Le Genevois parle en connaissance de cause. S’il a fait ses classes sur le parquet de Thônex, c’est à l’autre bout de la Suisse qu’il a cassé la baraque. Pour lui, Amriswil est un modèle de réussite sportive et économique. Interlocuteur très avisé, il n’est pourtant plus dans le coup. À 26 ans, le «pointu» genevois, à qui on promettait une belle carrière internationale, s’est retiré du jeu pour entrer à l’école de police. «Je signe mon contrat ce vendredi», se réjouit-il.

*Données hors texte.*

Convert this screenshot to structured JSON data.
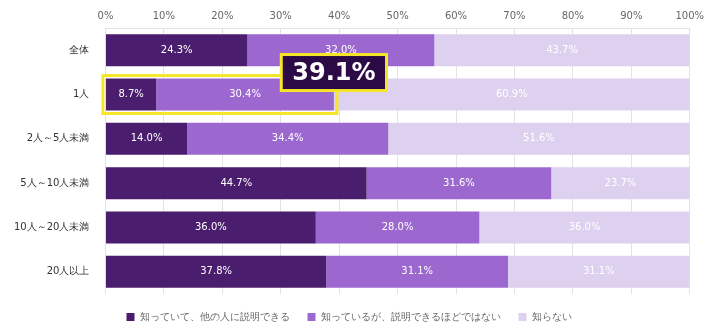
{
  "chart_data": {
    "type": "bar",
    "orientation": "horizontal",
    "stacked": true,
    "data_labels": true,
    "legend": "bottom",
    "grid": true,
    "categories": [
      "全体",
      "1人",
      "2人～5人未満",
      "5人～10人未満",
      "10人～20人未満",
      "20人以上"
    ],
    "series": [
      {
        "name": "知っていて、他の人に説明できる",
        "color": "#4b1d6e",
        "values": [
          24.3,
          8.7,
          14.0,
          44.7,
          36.0,
          37.8
        ],
        "value_labels": [
          "24.3%",
          "8.7%",
          "14.0%",
          "44.7%",
          "36.0%",
          "37.8%"
        ]
      },
      {
        "name": "知っているが、説明できるほどではない",
        "color": "#9c68d0",
        "values": [
          32.0,
          30.4,
          34.4,
          31.6,
          28.0,
          31.1
        ],
        "value_labels": [
          "32.0%",
          "30.4%",
          "34.4%",
          "31.6%",
          "28.0%",
          "31.1%"
        ]
      },
      {
        "name": "知らない",
        "color": "#ddd1ef",
        "values": [
          43.7,
          60.9,
          51.6,
          23.7,
          36.0,
          31.1
        ],
        "value_labels": [
          "43.7%",
          "60.9%",
          "51.6%",
          "23.7%",
          "36.0%",
          "31.1%"
        ]
      }
    ],
    "xlim": [
      0,
      100
    ],
    "xticks": [
      {
        "value": 0,
        "label": "0%"
      },
      {
        "value": 10,
        "label": "10%"
      },
      {
        "value": 20,
        "label": "20%"
      },
      {
        "value": 30,
        "label": "30%"
      },
      {
        "value": 40,
        "label": "40%"
      },
      {
        "value": 50,
        "label": "50%"
      },
      {
        "value": 60,
        "label": "60%"
      },
      {
        "value": 70,
        "label": "70%"
      },
      {
        "value": 80,
        "label": "80%"
      },
      {
        "value": 90,
        "label": "90%"
      },
      {
        "value": 100,
        "label": "100%"
      }
    ],
    "annotations": [
      {
        "text": "39.1%",
        "category": "1人",
        "series": [
          "知っていて、他の人に説明できる",
          "知っているが、説明できるほどではない"
        ]
      }
    ]
  }
}
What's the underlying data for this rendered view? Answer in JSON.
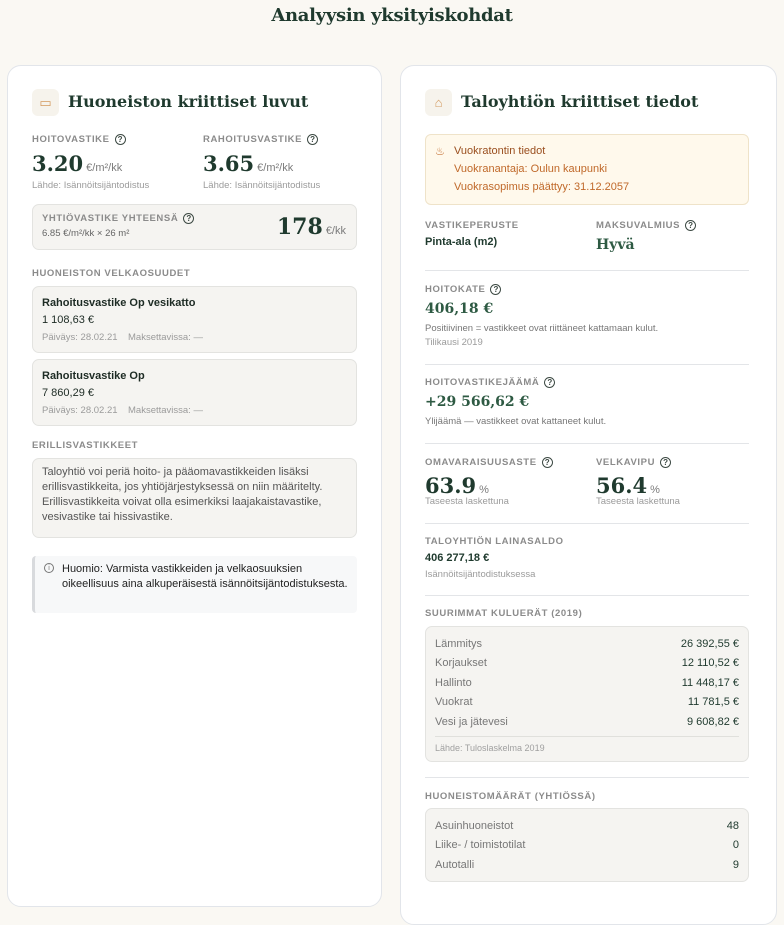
{
  "page_title": "Analyysin yksityiskohdat",
  "left": {
    "title": "Huoneiston kriittiset luvut",
    "icon": "wallet-icon",
    "hoitovastike": {
      "label": "HOITOVASTIKE",
      "value": "3.20",
      "unit": "€/m²/kk",
      "source": "Lähde: Isännöitsijäntodistus"
    },
    "rahoitusvastike": {
      "label": "RAHOITUSVASTIKE",
      "value": "3.65",
      "unit": "€/m²/kk",
      "source": "Lähde: Isännöitsijäntodistus"
    },
    "total": {
      "label": "YHTIÖVASTIKE YHTEENSÄ",
      "formula": "6.85 €/m²/kk × 26 m²",
      "value": "178",
      "unit": "€/kk"
    },
    "debts_label": "HUONEISTON VELKAOSUUDET",
    "debts": [
      {
        "name": "Rahoitusvastike Op vesikatto",
        "amount": "1 108,63 €",
        "date": "Päiväys: 28.02.21",
        "payable": "Maksettavissa: —"
      },
      {
        "name": "Rahoitusvastike Op",
        "amount": "7 860,29 €",
        "date": "Päiväys: 28.02.21",
        "payable": "Maksettavissa: —"
      }
    ],
    "extra_label": "ERILLISVASTIKKEET",
    "extra_text": "Taloyhtiö voi periä hoito- ja pääomavastikkeiden lisäksi erillisvastikkeita, jos yhtiöjärjestyksessä on niin määritelty. Erillisvastikkeita voivat olla esimerkiksi laajakaistavastike, vesivastike tai hissivastike.",
    "note": "Huomio: Varmista vastikkeiden ja velkaosuuksien oikeellisuus aina alkuperäisestä isännöitsijäntodistuksesta."
  },
  "right": {
    "title": "Taloyhtiön kriittiset tiedot",
    "icon": "bank-icon",
    "lease": {
      "title": "Vuokratontin tiedot",
      "lessor": "Vuokranantaja: Oulun kaupunki",
      "ends": "Vuokrasopimus päättyy: 31.12.2057"
    },
    "vastikeperuste": {
      "label": "VASTIKEPERUSTE",
      "value": "Pinta-ala (m2)"
    },
    "maksuvalmius": {
      "label": "MAKSUVALMIUS",
      "value": "Hyvä"
    },
    "hoitokate": {
      "label": "HOITOKATE",
      "value": "406,18 €",
      "desc": "Positiivinen = vastikkeet ovat riittäneet kattamaan kulut.",
      "period": "Tilikausi 2019"
    },
    "jaama": {
      "label": "HOITOVASTIKEJÄÄMÄ",
      "value": "+29 566,62 €",
      "desc": "Ylijäämä — vastikkeet ovat kattaneet kulut."
    },
    "omavaraisuus": {
      "label": "OMAVARAISUUSASTE",
      "value": "63.9",
      "unit": "%",
      "sub": "Taseesta laskettuna"
    },
    "velkavipu": {
      "label": "VELKAVIPU",
      "value": "56.4",
      "unit": "%",
      "sub": "Taseesta laskettuna"
    },
    "lainasaldo": {
      "label": "TALOYHTIÖN LAINASALDO",
      "value": "406 277,18 €",
      "sub": "Isännöitsijäntodistuksessa"
    },
    "costs_label": "SUURIMMAT KULUERÄT (2019)",
    "costs": [
      {
        "k": "Lämmitys",
        "v": "26 392,55 €"
      },
      {
        "k": "Korjaukset",
        "v": "12 110,52 €"
      },
      {
        "k": "Hallinto",
        "v": "11 448,17 €"
      },
      {
        "k": "Vuokrat",
        "v": "11 781,5 €"
      },
      {
        "k": "Vesi ja jätevesi",
        "v": "9 608,82 €"
      }
    ],
    "costs_source": "Lähde: Tuloslaskelma 2019",
    "units_label": "HUONEISTOMÄÄRÄT (YHTIÖSSÄ)",
    "units": [
      {
        "k": "Asuinhuoneistot",
        "v": "48"
      },
      {
        "k": "Liike- / toimistotilat",
        "v": "0"
      },
      {
        "k": "Autotalli",
        "v": "9"
      }
    ]
  }
}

D’Amriswil, où il a passé trois saisons, «Steig» ne garde que de bons souvenirs. Avec le club thurgovien, il a presque tout gagné, sauf le dernier titre, chipé par le LUC. «Dommage, une cascade de blessures a coupé net l’élan de l’équipe au moment des play-off. Mais je pense que c’est surtout Chênois qui a raté le coche. Selon moi, il avait tout pour décrocher la timbale.» On sent son cœur qui balance. À qui iront ses préférences samedi? «Au jeu, ça peut être une belle bataille», répond-il sans se mouiller.

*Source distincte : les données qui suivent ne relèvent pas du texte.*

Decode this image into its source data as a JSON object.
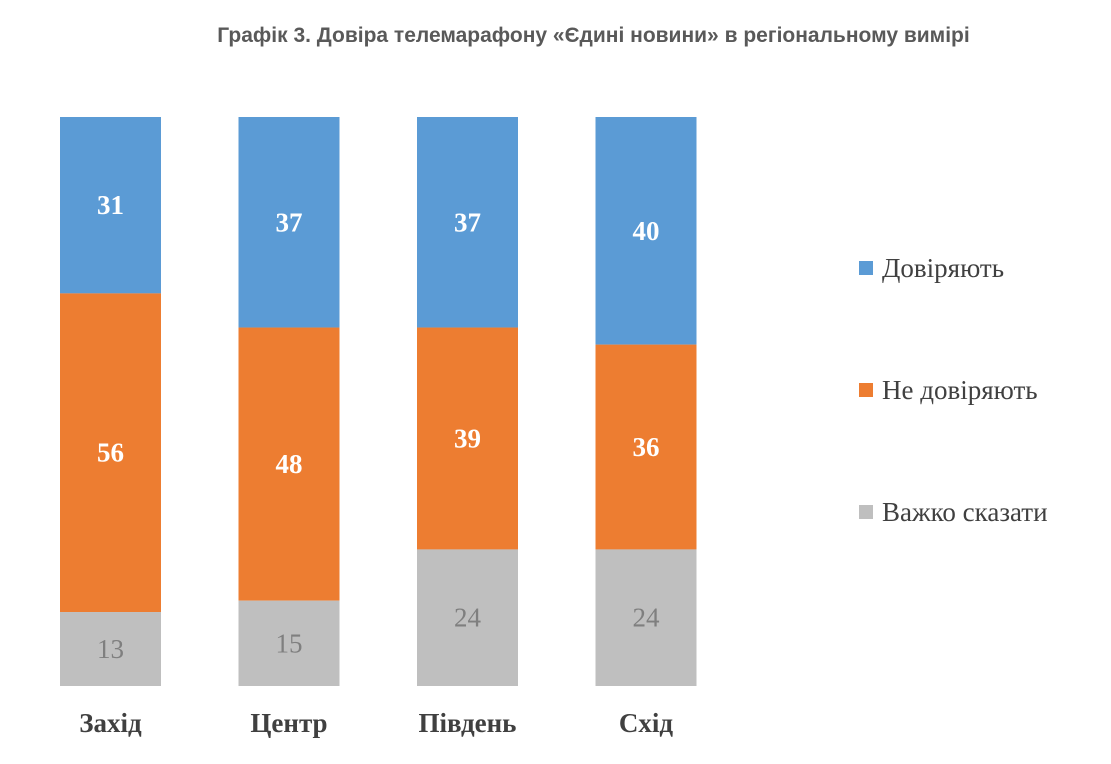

Pour l’ancien international, l’hégémonie d’Amriswil tient autant à sa stratégie d’entreprise qu’à sa nature humaniste. À l’entendre, c’est en dorlotant ses joueurs que le club en a fait des guerriers! «Là-bas, le volley est au centre de tout. Les joueurs sont tous pros, ils peuvent s’y consacrer pleinement. Pour eux, les bénévoles sont aux petits soins, les conditions de vie excellentes et les salaires ponctuels. Forcément, de tels avantages attirent les meilleurs, à commencer par les Suisses…»

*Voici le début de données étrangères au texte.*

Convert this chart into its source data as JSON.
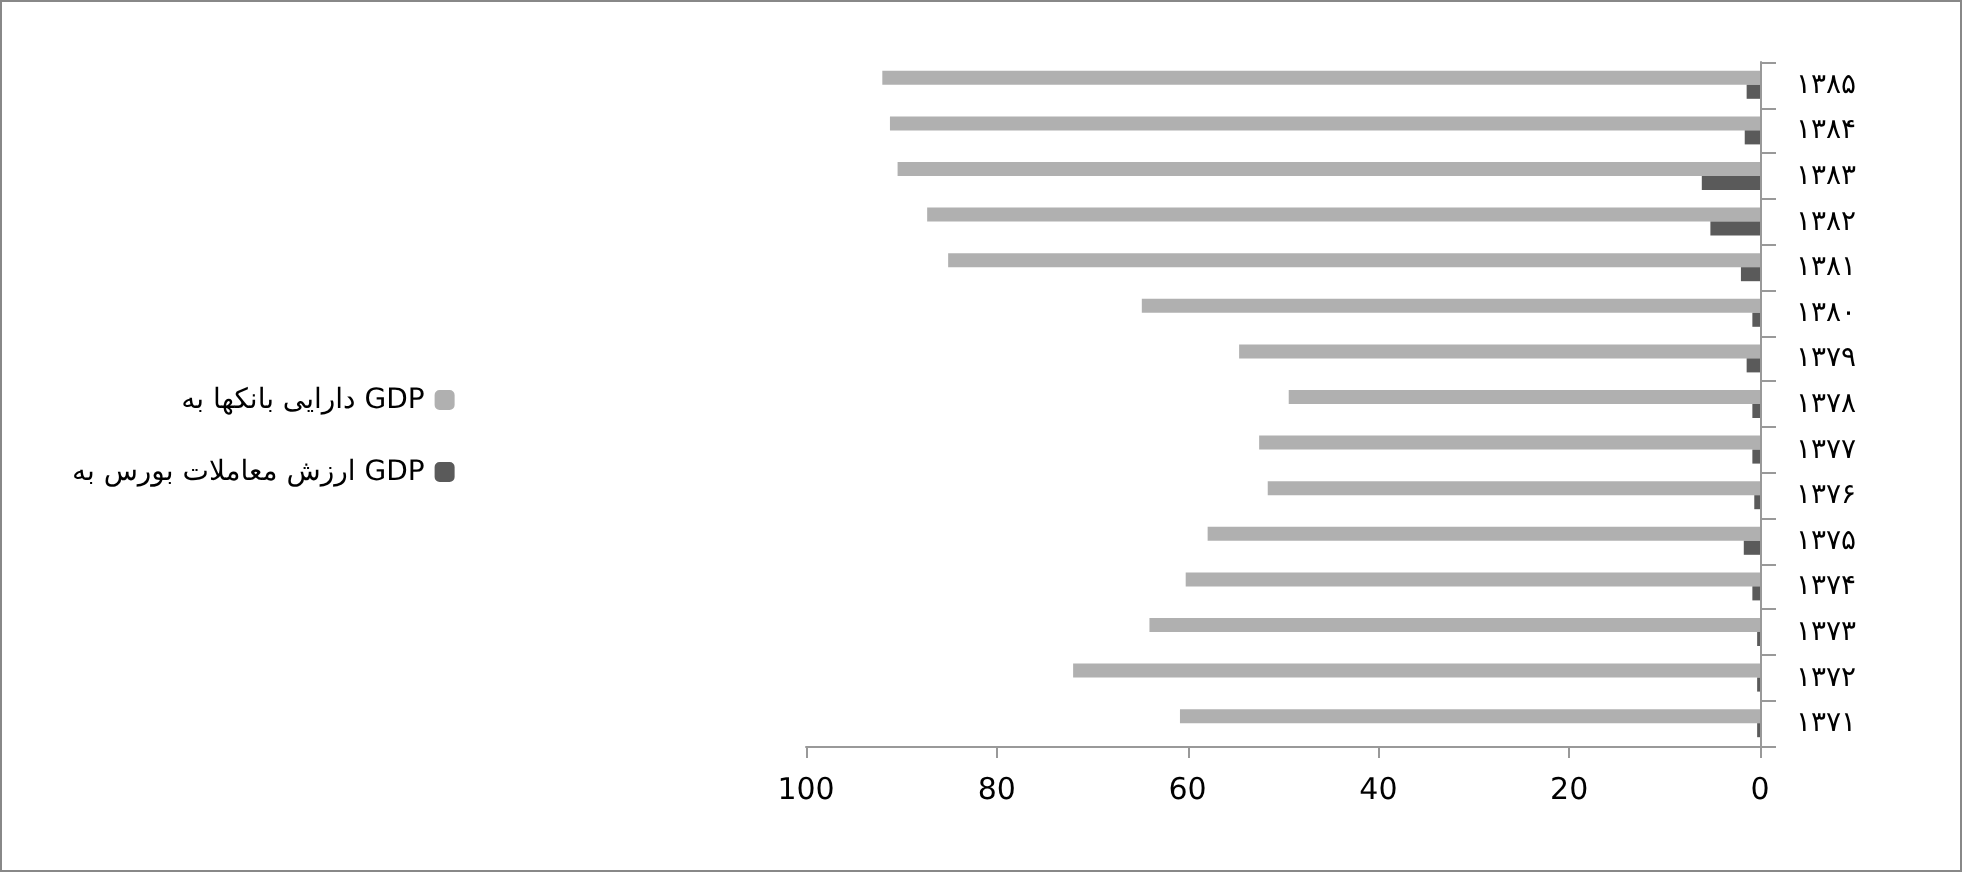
{
  "chart_data": {
    "type": "bar",
    "orientation": "horizontal",
    "categories": [
      "۱۳۸۵",
      "۱۳۸۴",
      "۱۳۸۳",
      "۱۳۸۲",
      "۱۳۸۱",
      "۱۳۸۰",
      "۱۳۷۹",
      "۱۳۷۸",
      "۱۳۷۷",
      "۱۳۷۶",
      "۱۳۷۵",
      "۱۳۷۴",
      "۱۳۷۳",
      "۱۳۷۲",
      "۱۳۷۱"
    ],
    "series": [
      {
        "name": "دارایی بانکها به GDP",
        "color": "#b0b0b0",
        "values": [
          92.0,
          91.2,
          90.4,
          87.3,
          85.1,
          64.8,
          54.6,
          49.4,
          52.5,
          51.6,
          57.9,
          60.2,
          64.0,
          72.0,
          60.8
        ]
      },
      {
        "name": "ارزش معاملات بورس به GDP",
        "color": "#5a5a5a",
        "values": [
          1.4,
          1.6,
          6.1,
          5.2,
          2.0,
          0.8,
          1.4,
          0.8,
          0.8,
          0.6,
          1.7,
          0.8,
          0.3,
          0.3,
          0.3
        ]
      }
    ],
    "xlim": [
      100,
      0
    ],
    "xticks": [
      100,
      80,
      60,
      40,
      20,
      0
    ],
    "grid": false,
    "legend": "left"
  }
}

Cette saison, malgré la retraite de «Steig», Amriswil a bétonné son effectif en s’appuyant sur ses tauliers – le passeur canadien Howatson, le libero français Clément, le MVP suisse Djokic et le capitaine Ljubicic, fidèle au club depuis sept ans. Et, bonne pioche, il a engagé quatre nouveaux mercenaires étrangers, dont l’oppo autrichien Thomas Zass, le meilleur joueur de LNA selon l’ancien titulaire du poste. Pour cette équipe de haute volée, la stabilité reste un maître mot, même si elle a aussi changé d’entraîneur en enrôlant le Néerlandais Thomas Klok, un ancien grand joueur. «Il y a là-bas une véritable culture de la gagne. Mentalement, l’équipe est programmée pour vaincre. Tout le contraire de Chênois, plutôt habitué ces dernières saisons à perdre…»

Bien sûr, avec un budget estimé à un million de francs (trois à quatre fois supérieur à celui de Chênois), on ne fait pas dans la bricole. «Mais l’argent ne tombe pas du ciel, souligne Sébastien Steigmeier. Les dirigeants draguent les sponsors loin à la ronde. Les résultats de l’équipe et son exposition médiatique sont ses meilleurs arguments de vente.» Ambitieux, Amriswil investit aussi dans une «talent school» qui tarde à révéler une vraie relève locale. «Par boutade, on dit qu’Amriswil a une école mais pas de talents», sourit Steig. Si c’est son seul défaut… (TDG)

Créé: 05.12.2018, 18h31

Futur policier droit dans ses bottes

Sébastien Steigmeier a disputé le dernier match de sa carrière il y a huit mois. Un clap de fin symbolique, une victoire 3-2 en petite finale des play-off contre… Chênois. Depuis, aucun regret n’a remis en cause sa décision. «C’était un choix de vie mûrement réfléchi», affirme l’aspirant policier. Amriswil espérait prolonger son contrat, des clubs européens lui avaient fait des avances, Chênois rêvait de le rappeler à Sous-Moulin. Et pourtant, le Genevois est resté droit dans ses bottes. «C’est sûr qu’il aurait été plus simple de rester volleyeur. Pour intégrer l’école de police, le processus de recrutement a démarré en mars et j’ai passé mon dernier test physique en novembre», sourit-il. Le volleyball ne lui manque-t-il pas? «Je le pratique différemment, en entraînant l’équipe féminine U17 à Versoix. Je dois bien ça au PEPS, mon club formateur, et à Pierrot Belardi, mon premier entraîneur il y a dix-neuf ans. J’apporte mon expérience, c’est une autre satisfaction.» Et l’adrénaline de la compétition? «Je la retrouve un peu à l’aéroport, où je travaille comme agent de sécurité avant de commencer l’école de police en avril. Mais non, je plaisante!» P. B.